Last updated June 9, 2026
Table of contents
Overview
Mina the Hollower looks like a nostalgic throwback at first glance, and it absolutely is one. Its mechanical and visual roots sit close to The Legend of Zelda, especially Link's Game Boy adventures. The broader structure, though, leans much harder into Dark Souls-style pressure: surviving difficult sequences, keeping your bones intact, reaching checkpoints, refilling health vials, and pushing through the next gauntlet.
That mix gives Mina its strongest identity. Progress is less about collecting a new item to solve the next obvious puzzle and more about making it through a dangerous stretch with enough skill, awareness, and nerve to keep going. Success lands often, and the game keeps feeding that urge to see what waits beyond the next challenge.
What Works
Mina's world is dense with discoveries. Secrets, new trinkets, and small puzzles are packed throughout the adventure, and the surprising part is how much of it can be investigated from the opening moments. The Ossex hub area captures that feeling well: a small puzzle can sit in plain sight for hours before the solution finally clicks, turning a familiar place into a fresh discovery.
The trinket system also gives the game real flexibility. Equippable trinkets can dramatically change how combat or platforming feels, and the best ones help cover whatever part of the game is giving you trouble. Proto Spark is a standout example, letting Mina come back from death once before it needs to be reset at a checkpoint.
The hollowing ability is Mina's most distinctive mechanic. By burrowing underground, Mina can move quickly, emerge from the ground, and avoid some attacks. It gives the game a mechanic that feels genuinely its own rather than just another piece of retro homage.
The presentation also does more than imitate the past.

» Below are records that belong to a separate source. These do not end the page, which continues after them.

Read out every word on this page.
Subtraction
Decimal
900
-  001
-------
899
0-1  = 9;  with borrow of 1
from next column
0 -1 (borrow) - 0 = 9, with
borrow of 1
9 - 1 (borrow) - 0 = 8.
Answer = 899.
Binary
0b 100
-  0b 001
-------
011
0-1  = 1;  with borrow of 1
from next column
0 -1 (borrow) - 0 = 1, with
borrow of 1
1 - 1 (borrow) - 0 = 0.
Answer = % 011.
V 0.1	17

The soundtrack, world, story, and characters build a strong sense of place without leaning on excessive exposition. Even when the broad direction of the story is easy to read early, the way it touches on politics, misguided public opinion, environmentalism, and wealth disparity keeps it absorbing while still remaining playful.
What Falls Short
The classic Zelda-inspired movement comes with friction. Defeats caused by overlapping with enemies happen often, and holes can become a constant source of frustration when a bump or slightly misaligned jump sends Mina falling.

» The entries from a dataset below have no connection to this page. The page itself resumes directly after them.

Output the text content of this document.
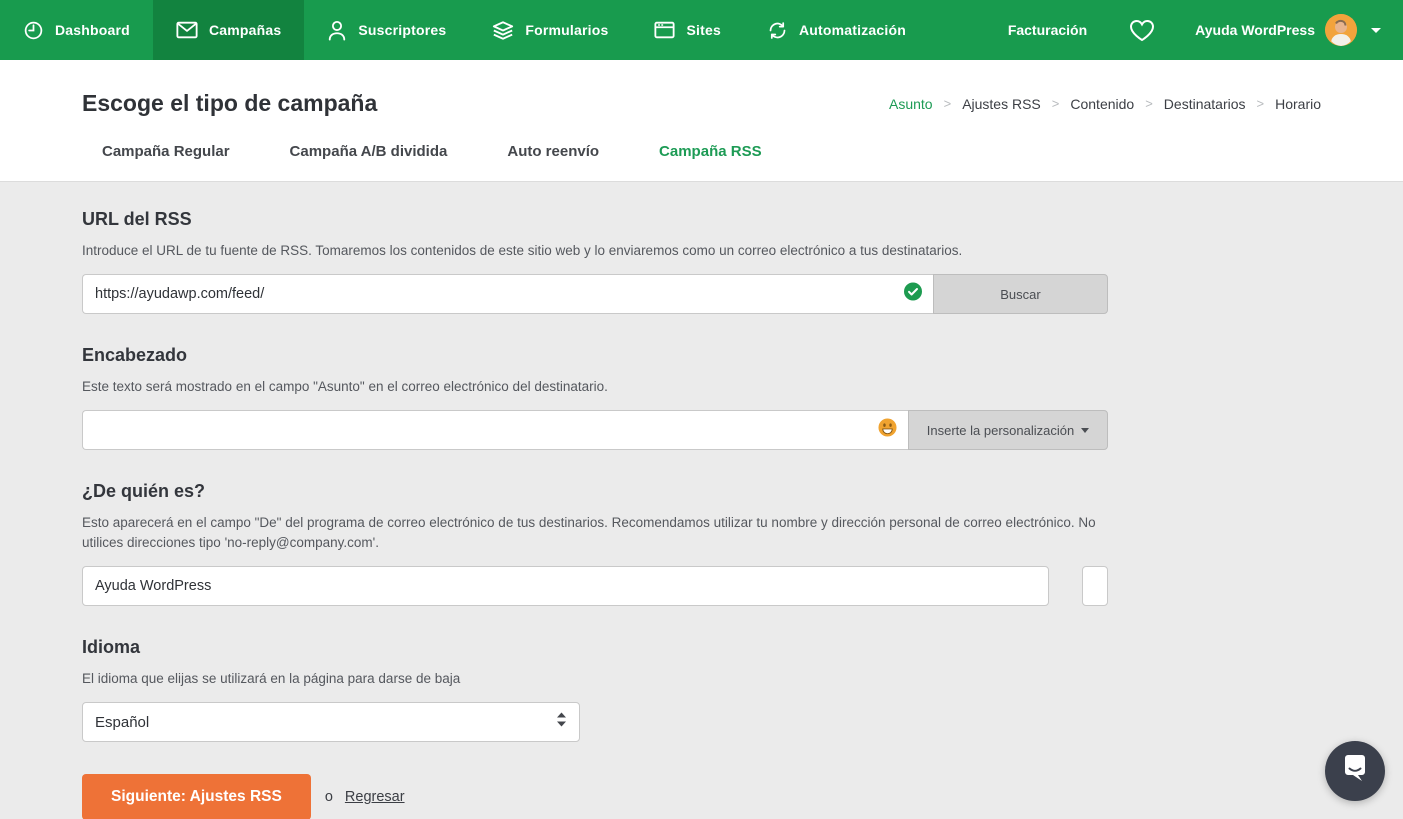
Dashboard	Campañas	Suscriptores	Formularios	Sites	Automatización	Facturación	Ayuda WordPress
Escoge el tipo de campaña	Asunto > Ajustes RSS > Contenido > Destinatarios > Horario
Campaña Regular	Campaña A/B dividida	Auto reenvío	Campaña RSS
URL del RSS

Introduce el URL de tu fuente de RSS. Tomaremos los contenidos de este sitio web y lo enviaremos como un correo electrónico a tus destinatarios.

https://ayudawp.com/feed/
Buscar
Encabezado

Este texto será mostrado en el campo "Asunto" en el correo electrónico del destinatario.

Inserte la personalización
¿De quién es?

Esto aparecerá en el campo "De" del programa de correo electrónico de tus destinarios. Recomendamos utilizar tu nombre y dirección personal de correo electrónico. No utilices direcciones tipo 'no-reply@company.com'.

Ayuda WordPress
admin@ayudawordpress.com
Idioma

El idioma que elijas se utilizará en la página para darse de baja

Español
Siguiente: Ajustes RSS	o Regresar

Hollowing is compelling, but it takes time to control well. Even late in the game, including the final challenges before the end boss, the mechanic can still create annoyances. It is one of the game's best ideas, but also one of the places where the difficulty can feel roughest.
Who It's For
Mina the Hollower is best suited to players who enjoy old-school action-adventure movement but want something built with modern challenge and density. It rewards patience, curiosity, and a willingness to revisit places with a sharper eye.
Players coming in expecting a simple Zelda-like built around item gates and puzzle keys may be surprised. Mina is more about surviving routes, learning danger, using checkpoints wisely, and finding trinkets that fit your personal weaknesses.
Verdict
Mina the Hollower is a reverent throwback, but not a hollow imitation. Its best moments come from the way it combines familiar visual and movement language with tough gauntlets, frequent discoveries, meaningful build choices, and a world that feels worth thinking about even when the controller is down.
It has frustrations, especially around collision, holes, and the learning curve of hollowing, but its thoughtful design and broader sensibilities make it feel like a contemporary game that learned the right lessons from the medium's history.